How the Artist Behind the Giant Landscape Portrait on the Mall Used a Super-Precise GPS Satellite System as a Paintbrush
To create the National Portrait Gallery’s “facescape,” artist Jorge Rodríguez-Gerada got some high-tech help
There are many uses for Global Positioning Systems (GPS)—in cars, computers, phones—but it seems the first time an artist has used this kind of technology to make art in America is happening right now on the National Mall between the Lincoln Memorial and the World War II Memorial.
Earlier this year, the Smithsonian’s National Portrait Gallery commissioned Jorge Rodríguez-Gerada, a Cuban-American artist, to create a giant earth portrait, a “facescape,” on a 900-foot by 250-foot plot on the Mall. A team installed 15,000 pegs, or stakes, in the ground, and the next step is to thread the stakes with string, in order to create a template for the placement of the soil and the sand, forming the light and dark facial features of the portrait.
To position the stakes, Rodríguez-Gerada enlisted the help—for free—of Topcon Positioning Systems, Inc. of Livermore, California. “Topcon technology is my digital paintbrush,” the artist says.
The average GPS used on our phones is relatively inexpensive, but not extremely accurate.

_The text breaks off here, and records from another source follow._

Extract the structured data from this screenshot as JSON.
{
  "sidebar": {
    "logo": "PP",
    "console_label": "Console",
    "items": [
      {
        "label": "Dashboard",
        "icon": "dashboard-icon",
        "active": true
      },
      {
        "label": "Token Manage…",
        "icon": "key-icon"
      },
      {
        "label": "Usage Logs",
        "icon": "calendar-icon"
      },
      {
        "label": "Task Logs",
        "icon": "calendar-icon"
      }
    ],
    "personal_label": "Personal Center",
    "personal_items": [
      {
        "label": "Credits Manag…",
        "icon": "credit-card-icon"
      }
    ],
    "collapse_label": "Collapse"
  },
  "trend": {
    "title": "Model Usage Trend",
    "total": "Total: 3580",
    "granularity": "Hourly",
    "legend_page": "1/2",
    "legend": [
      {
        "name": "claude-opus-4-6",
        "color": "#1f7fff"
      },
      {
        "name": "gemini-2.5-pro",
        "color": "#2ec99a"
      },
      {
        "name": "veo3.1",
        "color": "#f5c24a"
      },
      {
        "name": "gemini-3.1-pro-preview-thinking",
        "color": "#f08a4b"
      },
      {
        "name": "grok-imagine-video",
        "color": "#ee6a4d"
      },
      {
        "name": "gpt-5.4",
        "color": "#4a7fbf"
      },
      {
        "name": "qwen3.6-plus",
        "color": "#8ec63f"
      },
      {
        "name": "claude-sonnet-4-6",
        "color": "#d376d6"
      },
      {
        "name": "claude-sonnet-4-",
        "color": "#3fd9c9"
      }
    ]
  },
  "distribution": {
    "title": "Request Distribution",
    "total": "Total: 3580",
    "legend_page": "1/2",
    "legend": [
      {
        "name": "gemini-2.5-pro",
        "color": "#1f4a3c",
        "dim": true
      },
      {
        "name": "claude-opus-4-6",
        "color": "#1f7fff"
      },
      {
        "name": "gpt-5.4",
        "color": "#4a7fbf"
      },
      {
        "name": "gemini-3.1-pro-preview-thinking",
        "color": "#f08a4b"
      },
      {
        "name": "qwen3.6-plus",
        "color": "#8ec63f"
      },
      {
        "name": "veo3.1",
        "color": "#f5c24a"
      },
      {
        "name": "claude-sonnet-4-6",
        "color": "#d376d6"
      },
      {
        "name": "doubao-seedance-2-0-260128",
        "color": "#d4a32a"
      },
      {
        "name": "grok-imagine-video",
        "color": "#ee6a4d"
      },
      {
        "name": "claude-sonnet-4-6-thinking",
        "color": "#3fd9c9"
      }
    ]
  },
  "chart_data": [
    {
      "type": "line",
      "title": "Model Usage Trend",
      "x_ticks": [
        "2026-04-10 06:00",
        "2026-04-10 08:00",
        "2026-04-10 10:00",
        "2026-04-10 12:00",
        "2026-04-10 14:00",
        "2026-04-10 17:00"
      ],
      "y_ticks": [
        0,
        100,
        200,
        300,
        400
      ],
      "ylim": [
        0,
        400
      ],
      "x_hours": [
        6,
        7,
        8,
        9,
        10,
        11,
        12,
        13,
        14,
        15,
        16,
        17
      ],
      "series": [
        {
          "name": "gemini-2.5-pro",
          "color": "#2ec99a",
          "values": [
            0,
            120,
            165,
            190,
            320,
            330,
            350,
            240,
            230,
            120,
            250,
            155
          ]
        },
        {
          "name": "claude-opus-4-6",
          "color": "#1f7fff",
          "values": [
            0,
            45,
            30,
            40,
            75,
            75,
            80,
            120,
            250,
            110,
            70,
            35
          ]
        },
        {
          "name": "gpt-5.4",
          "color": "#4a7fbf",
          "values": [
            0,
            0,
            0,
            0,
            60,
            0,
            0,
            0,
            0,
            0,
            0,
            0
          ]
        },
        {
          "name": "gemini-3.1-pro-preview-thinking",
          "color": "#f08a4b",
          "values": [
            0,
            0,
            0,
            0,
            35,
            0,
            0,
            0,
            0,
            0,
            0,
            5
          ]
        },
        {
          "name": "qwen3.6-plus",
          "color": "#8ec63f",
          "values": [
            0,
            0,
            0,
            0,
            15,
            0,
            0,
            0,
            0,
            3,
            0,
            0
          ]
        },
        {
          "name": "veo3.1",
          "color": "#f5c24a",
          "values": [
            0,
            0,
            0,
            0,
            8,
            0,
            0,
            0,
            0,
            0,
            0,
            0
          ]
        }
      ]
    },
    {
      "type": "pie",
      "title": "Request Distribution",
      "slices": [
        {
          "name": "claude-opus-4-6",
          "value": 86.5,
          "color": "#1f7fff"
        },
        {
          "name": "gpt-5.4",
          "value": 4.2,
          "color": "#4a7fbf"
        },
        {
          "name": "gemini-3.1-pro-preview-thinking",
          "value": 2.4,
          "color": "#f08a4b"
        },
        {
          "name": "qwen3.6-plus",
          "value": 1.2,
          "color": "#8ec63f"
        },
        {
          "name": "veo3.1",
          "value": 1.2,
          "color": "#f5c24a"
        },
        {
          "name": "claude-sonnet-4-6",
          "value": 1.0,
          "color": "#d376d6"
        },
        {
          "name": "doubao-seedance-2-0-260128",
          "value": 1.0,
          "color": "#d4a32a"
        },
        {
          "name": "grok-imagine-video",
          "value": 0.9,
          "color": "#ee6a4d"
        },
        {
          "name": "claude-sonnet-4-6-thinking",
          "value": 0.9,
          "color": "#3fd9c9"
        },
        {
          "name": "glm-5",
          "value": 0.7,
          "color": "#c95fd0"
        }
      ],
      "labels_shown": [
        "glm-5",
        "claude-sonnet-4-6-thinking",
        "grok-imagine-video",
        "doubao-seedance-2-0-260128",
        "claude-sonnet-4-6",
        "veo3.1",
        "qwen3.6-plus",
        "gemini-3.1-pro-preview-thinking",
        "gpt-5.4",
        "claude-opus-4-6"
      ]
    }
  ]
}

Using the GPS satellite systems and its own special components, Topcon does super-precise “GPS+” surveying for agribusiness, private commercial construction companies, cartographers and government agencies (including the U.S. Army and Navy).
“To take just one example, farmers need exact locations to put down seeds, spray pesticides or build routes for tractors,” says Scott Langbein, the director of product marketing at Topcon. “We show them how to do that—and save them time and fuel.”
Now the company has volunteered to help with a piece of earth art.
Rodríguez-Gerada spent this summer creating a composite drawing of the faces of 50 young Washington, D.C. males in order to make his landscape portrait. Then he gave the final artwork to Topcon.
“What we did was to bring his image into the digital world and scaled it from the drawing, using the same techniques we would use to build a road or a bridge,” says Mark Contino of Topcon, who has worked with the artist on this project from the beginning. “A month ago we did a construction surveying program.” Essentially, Topcon was mapping the portrait on the site.
“We use the same GPS signals, but we use a lot more and better high-precision components,” Contino explains. “If you are building a subdivision in a field, for example, first you locate trees, hills and streams. This information goes back into a CAD program in your computer so the architects and engineers can design a digital map for the subdivision that goes back into the field. Someone then has to follow that survey to put stakes in the field to indicate where the roads will go.”
“We used the same technology for Rodríguez-Gerada’s project,” he continues. “We created a series of vector lines, using XYZ coordinates of the art work on latitudinal and longitudinal axes. We have a fixed base station on the site that sends out a GPS correction signal every second.”
The Clark Construction Company, which will actually move the dirt and sand to create the image on the ground, has 22 volunteer field engineers to do the mapping before the earth moving. Topcon trained each in less than a day on how to use its precision GPS receiver called a HiPer SR in receiving the signals from the base station. It is a unit the size of a salad plate that is mounted on a pole.
The volunteer takes a HiPer SR and a computer with him to the site to locate the precise locations to hammer the stakes into the ground. The HiPer SR receives signals from the base station every second, with instantaneous corrections. As each volunteer walks around with his HiPer SR and computer, he can find, to within half an inch, the exact spot to place a stake.
Whereas the GPS on a phone is accurate only to within 30 feet of a destination, Topcon, by utilizing advanced GPS techniques with the HiPer SR, can locate the spot to within a pinkie’s width.
“If you think of the earth as a big piece of graph paper, we are the pencils,” Contino says. “We make the marks on the paper, and all of a sudden you see the shape emerge as we put more and more points down. We use our technology to take the design out into the real world.”
Incredibly, it will take Clark’s 22 field engineers fewer than 10 days to place more than 8,000 “mapping” stakes on the 6-acre site. Now that is science in the service of art.